Amid a gloomy outlook for the U.S. economy in 2023, the Fed's main goal is to bring inflation back to a 2% target over the next few years.
The world's largest central bank is pursuing this goal by maintaining tight monetary policy long enough to curb economic activity in the United States.
In the way of achieving the medium-term inflation target, there are major risks facing the Federal Reserve, which it will aggressively seek to overcome throughout the new year, and we will try through this report to shed light on those risks.
Economic Growth
Economic growth in the United States is likely to be more solid than expected by the Federal Reserve, as the world's largest economy is expected to receive additional support in the new year as the federal government broadly weighted spending increases.
Monetary tightening
Tight monetary policy may not be enough to significantly curb economic growth, as Fed officials believe that the 2.5% federal funds rate will be neutral when inflation hits 2%.

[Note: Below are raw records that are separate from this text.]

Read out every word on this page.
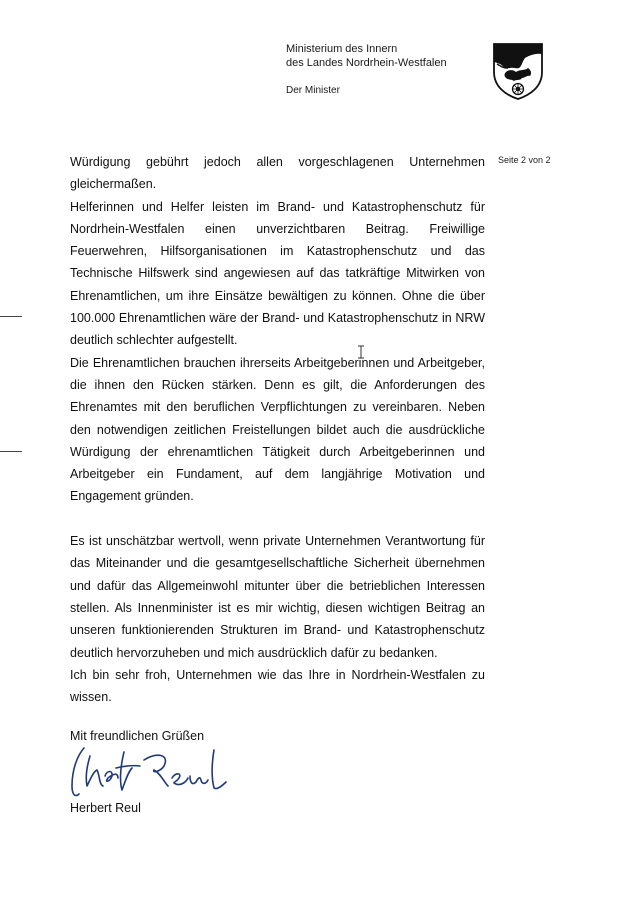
Ministerium des Innern
des Landes Nordrhein-Westfalen
Der Minister
Seite 2 von 2

Würdigung gebührt jedoch allen vorgeschlagenen Unternehmen gleichermaßen.

Helferinnen und Helfer leisten im Brand- und Katastrophenschutz für Nordrhein-Westfalen einen unverzichtbaren Beitrag. Freiwillige Feuerwehren, Hilfsorganisationen im Katastrophenschutz und das Technische Hilfswerk sind angewiesen auf das tatkräftige Mitwirken von Ehrenamtlichen, um ihre Einsätze bewältigen zu können. Ohne die über 100.000 Ehrenamtlichen wäre der Brand- und Katastrophenschutz in NRW deutlich schlechter aufgestellt.

Die Ehrenamtlichen brauchen ihrerseits Arbeitgeberinnen und Arbeitgeber, die ihnen den Rücken stärken. Denn es gilt, die Anforderungen des Ehrenamtes mit den beruflichen Verpflichtungen zu vereinbaren. Neben den notwendigen zeitlichen Freistellungen bildet auch die ausdrückliche Würdigung der ehrenamtlichen Tätigkeit durch Arbeitgeberinnen und Arbeitgeber ein Fundament, auf dem langjährige Motivation und Engagement gründen.

Es ist unschätzbar wertvoll, wenn private Unternehmen Verantwortung für das Miteinander und die gesamtgesellschaftliche Sicherheit übernehmen und dafür das Allgemeinwohl mitunter über die betrieblichen Interessen stellen. Als Innenminister ist es mir wichtig, diesen wichtigen Beitrag an unseren funktionierenden Strukturen im Brand- und Katastrophenschutz deutlich hervorzuheben und mich ausdrücklich dafür zu bedanken.

Ich bin sehr froh, Unternehmen wie das Ihre in Nordrhein-Westfalen zu wissen.

Mit freundlichen Grüßen
Herbert Reul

This seems to suggest that a target interest rate of 5% on Fed funds (compared to the current range of 4.25%-4.5%) – or slightly more – should be sufficient to achieve the desired result.
Price Trend
Global financial markets as well as the Federal Reserve may be too attracted to the decline in commodity price inflation.
The upward pressure towards rising commodity prices is always likely to be transient and highly transitory, mainly resulting during the recent period from the shift in the structure of demand towards commodities at the height of the Corona pandemic, which has receded at the present time.
If you are prepared to ignore transient pressures on commodity prices as they go up, you should also ignore them as they are on the way down, as commodity price inflation is likely to fall from its original trend in 2023 before returning to a rising path in 2024 and beyond.